Według charisma.news, badacze z USA i ze Szwecji opublikowali artykuł, w którym wzywają do stworzenia takiej pigułki, twierdząc przy tym, że chociaż jest to możliwe z naukowego punktu widzenia, to będzie trudne politycznie.

Dr Peter Saunders z Chrześcijańskiego Stowarzyszenia Medycznego mówi, że taka pigułka byłaby „aborcją, a nie antykoncepcją”, bo po prostu niszczyłaby embrion, a nie zapobiegała poczęciu.

Jego zdaniem, byłaby to droga do umożliwienia aborcji „bez recepty”. Saunders wskazał też na powiązane z taką pigułką ryzyko, np. na możliwy wzrost przypadków zachorowań na choroby weneryczne i na ewentualne zwiększenie ilości wykorzystywanych seksualnie kobiet.

Z kolei Norman Wells z „Family Education Trust” uważa, że badacze wzywają po prostu do stworzenia pigułki aborcyjnej. „Nazywanie medykamentu ‘antykoncepcyjnym’, gdy jest on zaprojektowany po to, by zostać użytym po stosunku i po ewentualnym zapłodnieniu, jest całkowicie niewłaściwe” – powiedział.

„Badacze, pełni zapału by wspierać wolny wybór kobiet, zapomnieli o innej osobie, która jest zamieszna w każdą aborcję, nieważne w jakim jej stadium” – dodał Wells.

Tymczasem dr Elizabeth Raymond z firmy „Gynuity” pochodzącej z Nowego Jorku, oraz jej koledzy ze szwedzkeigo instytutu „Karolinska” uważają, że kobiety z radością przyjmą stworzenie takiej pigułki oraz że „zasługują one na wszystkie możliwości” w kwestii „antykoncepcji”.

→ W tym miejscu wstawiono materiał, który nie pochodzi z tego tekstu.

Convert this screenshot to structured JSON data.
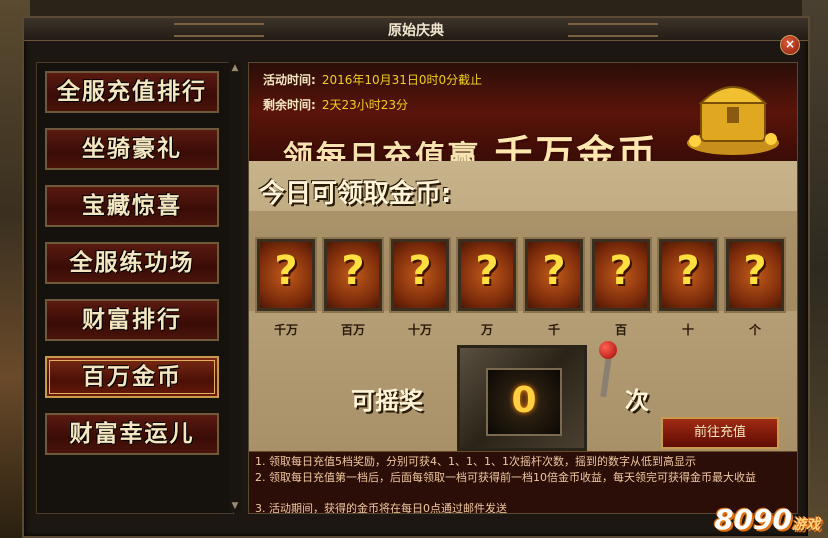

„Międzynarodowy sondaż przeprowadzony przed dwudziestu laty wykazał, że pigułka antykoncepcyjna działająca po zapłodnieniu cieszyłaby się wysoką akceptacją kobiet” – powiedziała Raymond. Dodała, że nie ma dowodów, by poglądy kobiet zmieniły się od tego czasu. Stwierdziła też, że „by sprostać wyzwaniom naszego coraz bardziej skomplikowanego świata, kobiety zasługują na wszystkie możliwości w kwestii kontrolowania i zachowywania swojego zdrowia reprodukcyjnego i życia”.